Berlin, 1989. Un mur s’effondre, et avec lui un monde bipolaire régi depuis la fin de la Seconde Guerre mondiale par l’affrontement entre l’Union soviétique et les États-Unis. Sevré brutalement du soutien russe, l’ensemble des États de l’ancien Pacte de Varsovie subit des pressions croissantes de Washington, qui tente d’acheter de nouveaux vassaux à coups de dollars et de promesses d’adhésion à l’Union européenne. Stratégie payante : au cours de la décennie qui suit, les pays d’Europe centrale se rapprochent des États-Unis et, en 1999, trois d’entre eux rejoignent l’OTAN (République tchèque, Hongrie Pologne).

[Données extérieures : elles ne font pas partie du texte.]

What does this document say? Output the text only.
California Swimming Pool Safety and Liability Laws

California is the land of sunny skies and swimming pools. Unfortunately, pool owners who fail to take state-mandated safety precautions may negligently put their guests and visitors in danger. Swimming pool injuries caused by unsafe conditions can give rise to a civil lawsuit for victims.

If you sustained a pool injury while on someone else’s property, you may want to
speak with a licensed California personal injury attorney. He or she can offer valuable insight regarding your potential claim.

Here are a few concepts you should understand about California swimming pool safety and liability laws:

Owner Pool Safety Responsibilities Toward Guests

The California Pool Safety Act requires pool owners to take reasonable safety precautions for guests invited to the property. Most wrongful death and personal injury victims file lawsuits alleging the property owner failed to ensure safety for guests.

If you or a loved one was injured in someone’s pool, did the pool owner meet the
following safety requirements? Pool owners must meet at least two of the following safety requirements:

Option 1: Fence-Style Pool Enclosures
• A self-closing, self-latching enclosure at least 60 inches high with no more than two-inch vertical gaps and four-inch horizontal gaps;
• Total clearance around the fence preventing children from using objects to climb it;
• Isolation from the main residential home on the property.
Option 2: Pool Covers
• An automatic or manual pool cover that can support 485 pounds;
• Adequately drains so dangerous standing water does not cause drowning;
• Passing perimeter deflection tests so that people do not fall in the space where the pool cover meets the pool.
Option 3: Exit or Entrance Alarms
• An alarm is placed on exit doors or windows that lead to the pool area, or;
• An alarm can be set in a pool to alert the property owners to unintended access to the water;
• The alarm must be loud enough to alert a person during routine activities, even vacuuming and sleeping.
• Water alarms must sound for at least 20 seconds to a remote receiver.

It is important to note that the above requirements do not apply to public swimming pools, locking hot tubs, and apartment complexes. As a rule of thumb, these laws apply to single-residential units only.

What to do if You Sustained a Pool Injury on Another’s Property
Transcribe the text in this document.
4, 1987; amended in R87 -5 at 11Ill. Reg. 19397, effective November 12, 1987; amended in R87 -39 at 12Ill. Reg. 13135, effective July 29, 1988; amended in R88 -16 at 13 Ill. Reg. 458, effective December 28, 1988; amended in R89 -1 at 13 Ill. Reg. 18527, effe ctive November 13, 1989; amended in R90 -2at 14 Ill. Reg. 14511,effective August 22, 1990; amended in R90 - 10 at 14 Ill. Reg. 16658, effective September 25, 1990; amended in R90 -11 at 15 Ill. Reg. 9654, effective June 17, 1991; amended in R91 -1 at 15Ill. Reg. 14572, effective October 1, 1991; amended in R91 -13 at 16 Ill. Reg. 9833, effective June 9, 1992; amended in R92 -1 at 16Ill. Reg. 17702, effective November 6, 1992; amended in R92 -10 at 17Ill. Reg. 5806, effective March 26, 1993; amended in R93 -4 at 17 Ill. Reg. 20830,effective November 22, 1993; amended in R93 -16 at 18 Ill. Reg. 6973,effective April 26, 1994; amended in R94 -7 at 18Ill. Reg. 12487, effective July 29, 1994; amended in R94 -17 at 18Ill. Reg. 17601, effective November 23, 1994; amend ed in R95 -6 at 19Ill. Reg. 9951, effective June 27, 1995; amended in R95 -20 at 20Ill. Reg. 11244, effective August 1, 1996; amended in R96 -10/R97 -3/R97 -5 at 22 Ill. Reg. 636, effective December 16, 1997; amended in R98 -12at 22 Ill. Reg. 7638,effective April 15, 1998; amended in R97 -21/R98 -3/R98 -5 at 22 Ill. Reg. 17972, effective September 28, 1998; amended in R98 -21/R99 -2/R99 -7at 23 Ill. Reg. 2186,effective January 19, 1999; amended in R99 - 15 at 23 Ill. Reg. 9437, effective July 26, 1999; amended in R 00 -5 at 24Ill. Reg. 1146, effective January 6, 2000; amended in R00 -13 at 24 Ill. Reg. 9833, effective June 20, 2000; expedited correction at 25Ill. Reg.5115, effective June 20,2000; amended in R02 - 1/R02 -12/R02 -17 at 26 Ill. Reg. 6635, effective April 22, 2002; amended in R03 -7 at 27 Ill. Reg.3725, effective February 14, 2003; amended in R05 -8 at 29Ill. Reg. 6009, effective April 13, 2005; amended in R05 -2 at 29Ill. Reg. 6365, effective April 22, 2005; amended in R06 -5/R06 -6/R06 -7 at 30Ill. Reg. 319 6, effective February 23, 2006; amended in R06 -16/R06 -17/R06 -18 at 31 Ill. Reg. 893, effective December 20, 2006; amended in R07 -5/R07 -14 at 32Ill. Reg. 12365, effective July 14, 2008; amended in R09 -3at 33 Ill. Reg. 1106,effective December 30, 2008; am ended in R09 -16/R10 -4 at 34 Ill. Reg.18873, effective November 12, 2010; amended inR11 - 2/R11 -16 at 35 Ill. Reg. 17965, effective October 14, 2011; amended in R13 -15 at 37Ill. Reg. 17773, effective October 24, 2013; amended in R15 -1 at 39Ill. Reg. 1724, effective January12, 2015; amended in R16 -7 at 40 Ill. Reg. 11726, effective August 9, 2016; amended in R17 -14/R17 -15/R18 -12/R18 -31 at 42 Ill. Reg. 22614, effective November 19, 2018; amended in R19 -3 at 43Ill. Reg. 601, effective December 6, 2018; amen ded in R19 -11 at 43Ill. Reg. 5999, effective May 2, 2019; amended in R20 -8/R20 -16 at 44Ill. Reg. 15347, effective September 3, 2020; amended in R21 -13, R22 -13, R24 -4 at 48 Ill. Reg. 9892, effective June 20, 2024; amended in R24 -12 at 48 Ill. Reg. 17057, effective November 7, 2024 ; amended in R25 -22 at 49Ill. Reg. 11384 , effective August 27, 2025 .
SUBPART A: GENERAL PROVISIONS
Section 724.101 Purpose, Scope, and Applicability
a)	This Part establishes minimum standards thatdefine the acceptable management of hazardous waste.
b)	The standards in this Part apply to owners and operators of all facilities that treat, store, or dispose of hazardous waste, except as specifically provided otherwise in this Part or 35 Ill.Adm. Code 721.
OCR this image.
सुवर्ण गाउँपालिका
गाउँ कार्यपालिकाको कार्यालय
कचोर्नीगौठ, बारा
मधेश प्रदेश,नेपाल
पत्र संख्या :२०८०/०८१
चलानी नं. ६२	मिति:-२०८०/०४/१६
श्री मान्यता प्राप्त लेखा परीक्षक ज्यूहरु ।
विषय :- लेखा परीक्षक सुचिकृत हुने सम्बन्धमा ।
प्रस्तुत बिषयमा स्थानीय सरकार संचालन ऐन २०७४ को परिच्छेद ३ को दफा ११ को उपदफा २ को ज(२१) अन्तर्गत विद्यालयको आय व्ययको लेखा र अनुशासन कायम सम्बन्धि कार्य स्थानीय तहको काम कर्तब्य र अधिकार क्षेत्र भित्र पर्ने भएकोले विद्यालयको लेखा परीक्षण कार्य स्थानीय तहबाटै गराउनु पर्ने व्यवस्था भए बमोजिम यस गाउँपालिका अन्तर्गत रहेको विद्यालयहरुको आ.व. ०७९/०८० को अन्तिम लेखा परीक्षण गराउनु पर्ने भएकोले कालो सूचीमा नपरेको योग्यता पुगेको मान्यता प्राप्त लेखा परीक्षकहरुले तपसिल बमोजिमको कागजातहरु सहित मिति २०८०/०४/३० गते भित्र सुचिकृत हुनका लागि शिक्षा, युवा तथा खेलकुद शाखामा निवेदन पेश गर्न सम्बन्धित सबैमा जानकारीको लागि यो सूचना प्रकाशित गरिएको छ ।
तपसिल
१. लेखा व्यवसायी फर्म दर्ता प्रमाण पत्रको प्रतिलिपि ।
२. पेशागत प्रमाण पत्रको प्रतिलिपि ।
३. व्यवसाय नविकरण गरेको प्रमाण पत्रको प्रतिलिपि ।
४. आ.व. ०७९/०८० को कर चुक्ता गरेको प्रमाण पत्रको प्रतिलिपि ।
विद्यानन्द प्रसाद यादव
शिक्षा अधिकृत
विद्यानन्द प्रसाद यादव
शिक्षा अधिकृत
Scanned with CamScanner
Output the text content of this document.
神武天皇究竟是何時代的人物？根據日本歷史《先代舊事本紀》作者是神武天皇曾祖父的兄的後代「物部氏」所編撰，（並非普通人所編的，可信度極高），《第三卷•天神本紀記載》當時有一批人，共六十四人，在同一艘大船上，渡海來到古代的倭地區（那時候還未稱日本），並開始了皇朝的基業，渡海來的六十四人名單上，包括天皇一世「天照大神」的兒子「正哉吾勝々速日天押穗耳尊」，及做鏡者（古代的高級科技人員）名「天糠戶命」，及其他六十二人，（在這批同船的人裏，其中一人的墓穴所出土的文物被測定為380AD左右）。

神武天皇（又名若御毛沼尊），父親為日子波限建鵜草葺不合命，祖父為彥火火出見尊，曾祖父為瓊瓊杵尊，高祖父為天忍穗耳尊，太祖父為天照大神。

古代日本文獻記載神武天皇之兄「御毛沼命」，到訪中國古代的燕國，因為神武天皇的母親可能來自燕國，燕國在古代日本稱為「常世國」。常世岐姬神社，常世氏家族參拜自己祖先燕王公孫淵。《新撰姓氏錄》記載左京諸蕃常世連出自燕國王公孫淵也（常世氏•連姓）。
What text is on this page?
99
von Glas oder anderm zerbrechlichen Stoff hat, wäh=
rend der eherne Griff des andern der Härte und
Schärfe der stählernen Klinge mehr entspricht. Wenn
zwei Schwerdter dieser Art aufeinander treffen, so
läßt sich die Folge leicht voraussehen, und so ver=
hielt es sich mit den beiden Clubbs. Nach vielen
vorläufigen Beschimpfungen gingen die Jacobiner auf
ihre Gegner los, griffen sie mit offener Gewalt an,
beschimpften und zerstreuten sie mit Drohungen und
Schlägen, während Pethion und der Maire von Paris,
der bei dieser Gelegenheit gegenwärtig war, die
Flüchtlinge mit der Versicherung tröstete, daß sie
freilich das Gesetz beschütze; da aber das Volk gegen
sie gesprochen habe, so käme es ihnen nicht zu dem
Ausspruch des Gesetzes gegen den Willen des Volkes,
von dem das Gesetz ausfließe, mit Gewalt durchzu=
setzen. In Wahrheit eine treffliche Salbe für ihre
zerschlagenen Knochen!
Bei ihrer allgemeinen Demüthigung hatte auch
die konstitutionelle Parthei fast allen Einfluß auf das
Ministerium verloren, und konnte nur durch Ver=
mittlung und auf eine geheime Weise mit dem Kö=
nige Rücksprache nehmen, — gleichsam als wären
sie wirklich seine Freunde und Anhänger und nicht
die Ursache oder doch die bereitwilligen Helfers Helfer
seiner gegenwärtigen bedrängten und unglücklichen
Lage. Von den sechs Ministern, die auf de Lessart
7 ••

Ce succès s’explique par la bonne préparation de Washington. Hormis Condoleeza Rice, qui refusait d’envisager le retrait de l’URSS de ses pays satellites, les planificateurs du Pentagone ont théorisé la stratégie US en direction de l’Europe centrale et orientale dès 1992. Elle figure ainsi dans le Defense Planning Guidance de 1992, commandé par le secrétaire à la Défense de l’époque, Richard Cheney, confié à Paul Wolfowitz et rédigé par Zalmay Khalilzad, l’assistant de Scooter Libby au Pentagone. Le document relayait la thèse de Wolfowitz selon laquelle il est nécessaire pour les États-Unis de bloquer l’émergence de tout compétiteur potentiel à leur hégémonie, notamment les « nations industrielles avancées » telles que l’Allemagne et le Japon. Particulièrement visée, l’Union européenne, qui sera d’ailleurs priée la même année d’inclure dans le Traité de Maastricht une clause subordonnant sa politique de défense à celle de l’OTAN [1]. Mais le Pentagone envisageait surtout dès cette époque un futur élargissement à l’Est, vital à ses yeux pour conserver le contrôle de l’Europe et - qui sait ? - s’ouvrir un corridor sur le pétrole de la Caspienne. Le rapport préconisait ainsi l’intégration des nouveaux États d’Europe centrale et orientale au sein de l’Union européenne, tout en les faisant bénéficier d’un accord militaire avec les États-Unis les protégeant contre une éventuelle attaque russe.

Aleksandr Loukachenko

Il est difficile de savoir comment les États-Unis ont appréhendé la chute du mur de Berlin et envisagé la nouvelle Europe à venir. Washington était sans nul doute très implanté dans les milieux d’opposants aux régimes en place en Europe de l’Est, notamment grâce à son appareil de propagande, Radio Free Europe. La déstabilisation du régime de Jaruzelski en Pologne par le mouvement Solidarnosc au début des années 1980 en est un bon exemple. Dans les mois qui ont précédé l’effondrement de l’URSS, de nombreux haut-responsables des pays du Pacte de Varsovie ont envoyé leurs enfants étudier dans des universités anglo-saxonnes, ce qui a permis aux États-Unis de préparer l’alternance. Dans un premier temps, cette stratégie a eu un certain succès dans les États d’Europe centrale. La Pologne, la République tchèque, la Bulgarie, la Roumanie, sont rapidement tombés dans la sphère d’influence de Washington. En 1999, l’intervention au Kosovo a permis aux États-Unis de s’implanter dans les Balkans. Puis la Serbie s’est débarrassée du pro-russe Slobodan Milosevic, à la faveur d’une des premières « révolution de velours » sponsorisée par George Soros, à l’automne 2000. Petit à petit, la Fédération de Russie se retrouve encerclée : après les anciens membres du Pacte de Varsovie, ce sont les anciennes républiques de l’URSS qui sont visées, selon la stratégie de « rollback » (refoulement) théorisée par Zbigniew Brezinski. Dès le début des années 1990, les Pays Baltes sont intégrés dans l’OTAN. La Géorgie, fidèle à Washington depuis son indépendance, est le théâtre d’un coup d’État de velours en novembre 2003, après que son président, Edouard Chevardnadze, eut commis l’erreur de se rapprocher de Moscou. Les élections en Ukraine de décembre 2004 voient le même scénario se répéter, avec la victoire rocambolesque du candidat de l’OTAN, Viktor Yushchenko, face à son adversaire pro-russe, Viktor Yanoukovytch.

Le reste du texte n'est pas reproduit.